We feel that it would be beneficial for the children as they obviously would know each other therefore they always have someone in their class they are friendly with and that it will make homework and what is happening each day more straight forward as both will be doing the same thing - so logistical reasons really. Classes are put into sets through after a term and they are at different levels in subjects so they wouldn't be in the same classes for everything.

Can anyone see any downsides to this they we aren't aware of?

OP posts:
Are your children’s vaccines up to date?
OnlyWantsOne · 09/03/2012 18:32

What do the children want to do?

What's the schools views?

NatashaBee · 09/03/2012 18:34

This reply has been deleted

Message withdrawn at poster's request.

zazas · 09/03/2012 18:42

The children are happy with the idea - since they are a boy and girl they feel that they will not rely on each other as friends, just that it will be nice to see each other. They both have different interests that will see them at lunch times in different activity groups.

I don't know if the school has a sibling policy?

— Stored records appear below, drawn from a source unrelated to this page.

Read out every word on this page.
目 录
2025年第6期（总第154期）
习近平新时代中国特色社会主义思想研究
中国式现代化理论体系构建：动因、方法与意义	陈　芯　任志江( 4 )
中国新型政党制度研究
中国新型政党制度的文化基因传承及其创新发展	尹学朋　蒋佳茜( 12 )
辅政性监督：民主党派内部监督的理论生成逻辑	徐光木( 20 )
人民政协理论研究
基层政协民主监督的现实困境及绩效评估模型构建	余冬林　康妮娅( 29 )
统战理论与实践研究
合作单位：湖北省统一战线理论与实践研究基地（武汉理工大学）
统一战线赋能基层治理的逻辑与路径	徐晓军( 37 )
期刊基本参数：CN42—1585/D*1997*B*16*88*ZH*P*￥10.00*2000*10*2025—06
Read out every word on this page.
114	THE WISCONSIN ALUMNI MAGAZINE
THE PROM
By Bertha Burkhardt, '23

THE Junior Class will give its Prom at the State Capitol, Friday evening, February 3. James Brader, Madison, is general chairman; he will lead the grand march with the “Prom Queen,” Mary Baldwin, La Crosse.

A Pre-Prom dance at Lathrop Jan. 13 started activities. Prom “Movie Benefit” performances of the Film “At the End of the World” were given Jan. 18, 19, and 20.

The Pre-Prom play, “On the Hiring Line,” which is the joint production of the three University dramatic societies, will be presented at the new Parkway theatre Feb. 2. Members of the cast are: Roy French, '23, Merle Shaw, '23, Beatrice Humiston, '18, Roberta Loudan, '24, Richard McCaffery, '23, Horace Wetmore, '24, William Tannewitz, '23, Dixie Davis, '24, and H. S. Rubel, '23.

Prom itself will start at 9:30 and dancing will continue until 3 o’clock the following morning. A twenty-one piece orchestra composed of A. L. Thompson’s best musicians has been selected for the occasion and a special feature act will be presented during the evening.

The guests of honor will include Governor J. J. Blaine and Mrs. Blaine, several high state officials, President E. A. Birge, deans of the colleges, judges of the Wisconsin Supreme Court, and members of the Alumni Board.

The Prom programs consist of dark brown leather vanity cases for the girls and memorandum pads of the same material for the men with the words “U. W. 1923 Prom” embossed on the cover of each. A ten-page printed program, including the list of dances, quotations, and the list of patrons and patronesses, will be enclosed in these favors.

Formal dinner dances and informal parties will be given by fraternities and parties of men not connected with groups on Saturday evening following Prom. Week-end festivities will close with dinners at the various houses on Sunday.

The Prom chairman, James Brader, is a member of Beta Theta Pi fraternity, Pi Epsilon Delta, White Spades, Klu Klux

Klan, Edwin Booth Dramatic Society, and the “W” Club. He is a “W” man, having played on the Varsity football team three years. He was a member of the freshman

Will ask!

I guess with no experience of this, I was wondering while it might be great now at 11 years old but maybe as they get older they would appreciate the space???

Don't really know anyone win a similar situation!

OP posts:
NotaDisneyMum · 09/03/2012 19:07

I don't have experience of this as a parent, but remember vividly when I was at school, and my best friend's mum and my boyfriends Dad started dating. The DC's spent a lot of time together in school and saw each other at lot outside school as well - and, well, the inevitable happened and my friend had to go and get the morning-after pill Shock Oh, the drama Wink

If your DS and DSD have grown up as siblings, then it may not be an issue - but perhaps leave the decision around classes up to the school to decide - they must have experience of these things Wink

theredhen · 10/03/2012 07:10

Personally I've avoided this situation. My dsd and ds go to different schools. Dsd is exceptionally bright and I didn't want ds to live in her shadow.

The other issue for me is the realisation that dp and could split up and then the children would end up having to see each other every day at school. I don't necessarily think it would be good for my ds to be reminded everyday of what was going on in his ex home.

fluffygal · 10/03/2012 07:59

My DD1 and DSS1 are in the same class together in Reception and there are no issues. They have some of the same friends and some different friends, it hasn't hindered them socially. They have been brought up together (both live with us) since they were 2. All the twins in school are in the same class together too. In our school there is one R class and one year R/year 1 class. My DS1 is in year 1 and is in the mixed R/yr 1 class so it wouldn't have worked splitting them up as it wouldn't be fair to my oldest DS to have a younger sibling in his class.